Opening an investment account is a crucial first step to saving wisely. Today, you have the option to invest through a discount brokerage account, a mutual fund account, a full-service brokerage account, or even a bank account. You should pay extremely close attention to fees when choosing an account, since seemingly small yearly charges can act as sharp brakes on the amazing effects of compound interest. Discount brokerages are an appropriate choice for many, since they combine low fees with the widest selection of investment options. It is relatively easy to select a discount brokerage firm since competition has lowered fees substantially.

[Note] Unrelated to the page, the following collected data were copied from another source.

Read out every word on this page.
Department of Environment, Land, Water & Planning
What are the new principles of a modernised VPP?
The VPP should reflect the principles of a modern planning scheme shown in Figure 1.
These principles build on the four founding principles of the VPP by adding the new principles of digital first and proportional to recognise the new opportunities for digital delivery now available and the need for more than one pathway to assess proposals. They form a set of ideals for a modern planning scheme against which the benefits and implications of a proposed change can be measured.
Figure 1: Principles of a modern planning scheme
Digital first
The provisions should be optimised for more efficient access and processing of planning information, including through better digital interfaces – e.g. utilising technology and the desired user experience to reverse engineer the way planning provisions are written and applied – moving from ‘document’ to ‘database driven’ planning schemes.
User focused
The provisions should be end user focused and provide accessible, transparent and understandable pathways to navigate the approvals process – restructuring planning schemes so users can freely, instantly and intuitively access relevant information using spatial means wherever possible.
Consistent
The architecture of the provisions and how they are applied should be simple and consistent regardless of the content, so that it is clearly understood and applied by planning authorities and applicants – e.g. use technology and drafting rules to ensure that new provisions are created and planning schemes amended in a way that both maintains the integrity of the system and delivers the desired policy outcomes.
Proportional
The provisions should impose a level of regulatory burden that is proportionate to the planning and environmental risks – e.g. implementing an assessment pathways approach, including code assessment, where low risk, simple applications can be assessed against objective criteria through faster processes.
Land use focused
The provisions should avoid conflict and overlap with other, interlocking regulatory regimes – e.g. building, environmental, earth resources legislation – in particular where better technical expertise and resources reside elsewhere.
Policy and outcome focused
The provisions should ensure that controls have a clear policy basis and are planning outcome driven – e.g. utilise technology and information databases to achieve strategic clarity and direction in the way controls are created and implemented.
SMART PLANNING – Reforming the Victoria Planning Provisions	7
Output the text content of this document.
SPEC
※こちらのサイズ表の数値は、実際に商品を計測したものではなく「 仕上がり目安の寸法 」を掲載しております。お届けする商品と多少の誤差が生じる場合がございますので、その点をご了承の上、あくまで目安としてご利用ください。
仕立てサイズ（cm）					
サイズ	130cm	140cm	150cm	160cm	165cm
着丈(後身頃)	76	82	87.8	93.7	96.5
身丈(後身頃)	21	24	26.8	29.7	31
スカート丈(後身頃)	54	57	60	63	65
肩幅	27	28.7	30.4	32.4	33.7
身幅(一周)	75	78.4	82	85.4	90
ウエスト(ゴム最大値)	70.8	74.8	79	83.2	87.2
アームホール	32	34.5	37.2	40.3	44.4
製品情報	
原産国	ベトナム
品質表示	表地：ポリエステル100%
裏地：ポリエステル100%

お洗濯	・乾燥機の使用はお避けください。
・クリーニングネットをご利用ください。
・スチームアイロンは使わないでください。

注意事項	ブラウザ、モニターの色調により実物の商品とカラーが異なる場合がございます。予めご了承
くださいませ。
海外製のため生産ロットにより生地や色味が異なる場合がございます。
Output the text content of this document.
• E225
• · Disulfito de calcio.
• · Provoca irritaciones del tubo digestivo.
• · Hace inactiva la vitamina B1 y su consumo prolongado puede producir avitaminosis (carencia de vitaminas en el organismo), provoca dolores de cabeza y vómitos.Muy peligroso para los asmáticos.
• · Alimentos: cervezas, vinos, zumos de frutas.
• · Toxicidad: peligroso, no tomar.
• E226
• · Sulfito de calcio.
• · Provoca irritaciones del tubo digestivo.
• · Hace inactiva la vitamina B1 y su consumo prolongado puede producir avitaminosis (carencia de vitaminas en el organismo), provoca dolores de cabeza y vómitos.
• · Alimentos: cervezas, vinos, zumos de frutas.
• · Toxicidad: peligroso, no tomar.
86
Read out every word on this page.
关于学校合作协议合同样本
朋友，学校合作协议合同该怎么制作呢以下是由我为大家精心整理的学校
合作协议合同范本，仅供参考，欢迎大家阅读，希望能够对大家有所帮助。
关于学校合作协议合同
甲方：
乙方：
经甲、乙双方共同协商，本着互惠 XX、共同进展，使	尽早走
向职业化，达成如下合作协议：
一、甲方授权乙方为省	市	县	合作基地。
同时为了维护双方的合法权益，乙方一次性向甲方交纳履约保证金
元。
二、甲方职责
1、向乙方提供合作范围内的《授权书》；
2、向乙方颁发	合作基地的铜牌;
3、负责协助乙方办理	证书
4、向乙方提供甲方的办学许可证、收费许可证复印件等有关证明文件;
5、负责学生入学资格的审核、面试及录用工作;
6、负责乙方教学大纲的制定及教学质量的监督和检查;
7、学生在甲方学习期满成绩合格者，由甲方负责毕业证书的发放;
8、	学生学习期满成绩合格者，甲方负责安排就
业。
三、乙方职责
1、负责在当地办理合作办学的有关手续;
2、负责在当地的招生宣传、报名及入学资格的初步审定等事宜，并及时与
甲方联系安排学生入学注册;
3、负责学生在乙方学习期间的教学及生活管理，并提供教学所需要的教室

 Why Expenses Matter A Lot

Cooking is something that I have a love-hate relationship with. Although I love being able to control exactly what goes into my body, having an unlimited array of culinary possibilities, and saving money by not eating at restaurants, I hate figuring out what combinations of food will taste good, burning rice for the third time in two weeks, and spending time in front of a stove with a potholder and not in front of a TV with a beer. Frequently the tension of this dilemma is resolved with a takeout order. I am perfectly okay with this, because it is still relatively affordable to outsource this part of my life for $10 a meal or so. But if local takeout places were charging $10,000 a meal, you can bet I would be in a cooking class in no time. No one would eat out at those kinds of prices.

Yet an equivalent price structure exists in the world of investment management, and rather than learning to cook, most people are instead opting to pay $400,000 for a hamburger that has been sitting out in the sun too long.

To see why, let’s bring back Jill and Average Joe.

Imagine each makes an identical $100k investment that earns 8% a year before fees. Jill invests directly in a low cost index fund that charges a fee of 0.2% of assets. Average Joe invests in an average mutual fund through an average financial advisor. The mutual fund charges a management fee of 1.3% of assets (not all funds are as expensive, but 1.3% is about average for an actively managed fund), and his financial advisor charges a fee of 1% of assets for managing the investment on his behalf.

To Joe, it seems like it is well worth it to pay roughly 2% of his assets a year for the convenience of professional management, especially when his investments are easily earning more than this every year. But in actuality he is reducing his returns by a stunning amount over time. After 30 years, Jill’s account would have grown to $952,000 whereas Joe’s account would have grown to only $528,000. Solely by paying 2% a year less in fees, Jill will be nearly twice as wealthy as Joe. The fees that Joe paid did not seem high relative to the returns he was making at the time, but over the course of 30 years they ended up “costing” him $424,000, or four times his initial investment.